- Khera Dona Location in Punjab, India Khera Dona Khera Dona (India)
- Coordinates: 31°08′50″N 75°20′28″E﻿ / ﻿31.147130°N 75.341218°E
- Country: India
- State: Punjab
- District: Kapurthala

Government
- • Type: Panchayati raj (India)
- • Body: Gram panchayat

Population (2011)
- • Total: 1,802
- Sex ratio 920/882♂/♀

Languages
- • Official: Punjabi
- • Other spoken: Hindi
- Time zone: UTC+5:30 (IST)
- PIN: 144620
- Telephone code: 01822
- ISO 3166 code: IN-PB
- Vehicle registration: PB-09
- Website: kapurthala.gov.in

= Khera Dona =

 Khera Dona is a village in Kapurthala district of Punjab State, India.
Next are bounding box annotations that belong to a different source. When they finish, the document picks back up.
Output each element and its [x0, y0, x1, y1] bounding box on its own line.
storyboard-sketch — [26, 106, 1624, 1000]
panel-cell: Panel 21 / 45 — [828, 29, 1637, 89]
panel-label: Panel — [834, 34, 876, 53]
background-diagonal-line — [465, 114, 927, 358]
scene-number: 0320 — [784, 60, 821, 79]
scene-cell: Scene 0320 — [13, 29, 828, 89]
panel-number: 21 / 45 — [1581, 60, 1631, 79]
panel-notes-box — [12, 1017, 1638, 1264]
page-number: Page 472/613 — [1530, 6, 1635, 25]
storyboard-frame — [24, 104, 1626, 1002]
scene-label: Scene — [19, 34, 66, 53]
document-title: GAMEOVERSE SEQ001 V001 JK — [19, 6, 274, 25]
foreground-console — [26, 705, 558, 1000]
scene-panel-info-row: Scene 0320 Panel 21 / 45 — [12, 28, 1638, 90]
It is located 12 km from Kapurthala, which is both district and sub-district headquarters of Khera Dona. The village is administrated by a Sarpanch, Kuljinder Singh, who is an elected representative of village as per the constitution of India and Panchayati raj (India). The next heir to the Sarpanch line is Anoop Singh, the eldest son.

== Demography ==
According to the report published by Census India in 2011, Khera Dona has total number of 379 houses and population of 1,802 of which include 920 males and 882 females. Literacy rate of Khera Dona is 79.50%, higher than state average of 75.84%. The population of children under the age of 6 years is 153 which is 8.49% of total population of Khera Dona, and child sex ratio is approximately 889, higher than state average of 846.

== Population data ==

| Particulars | Total | Male | Female |
|---|---|---|---|
| Total No. of Houses | 379 | - | - |
| Population | 1,802 | 920 | 882 |
| Child (0-6) | 153 | 81 | 72 |
| Schedule Caste | 701 | 365 | 336 |
| Schedule Tribe | 0 | 0 | 0 |
| Literacy | 79.50 % | 84.51 % | 74.32 % |
| Total Workers | 554 | 474 | 80 |
| Main Worker | 438 | 0 | 0 |
| Marginal Worker | 116 | 84 | 32 |

==Air travel connectivity==
The closest airport to the village is Sri Guru Ram Dass Jee International Airport.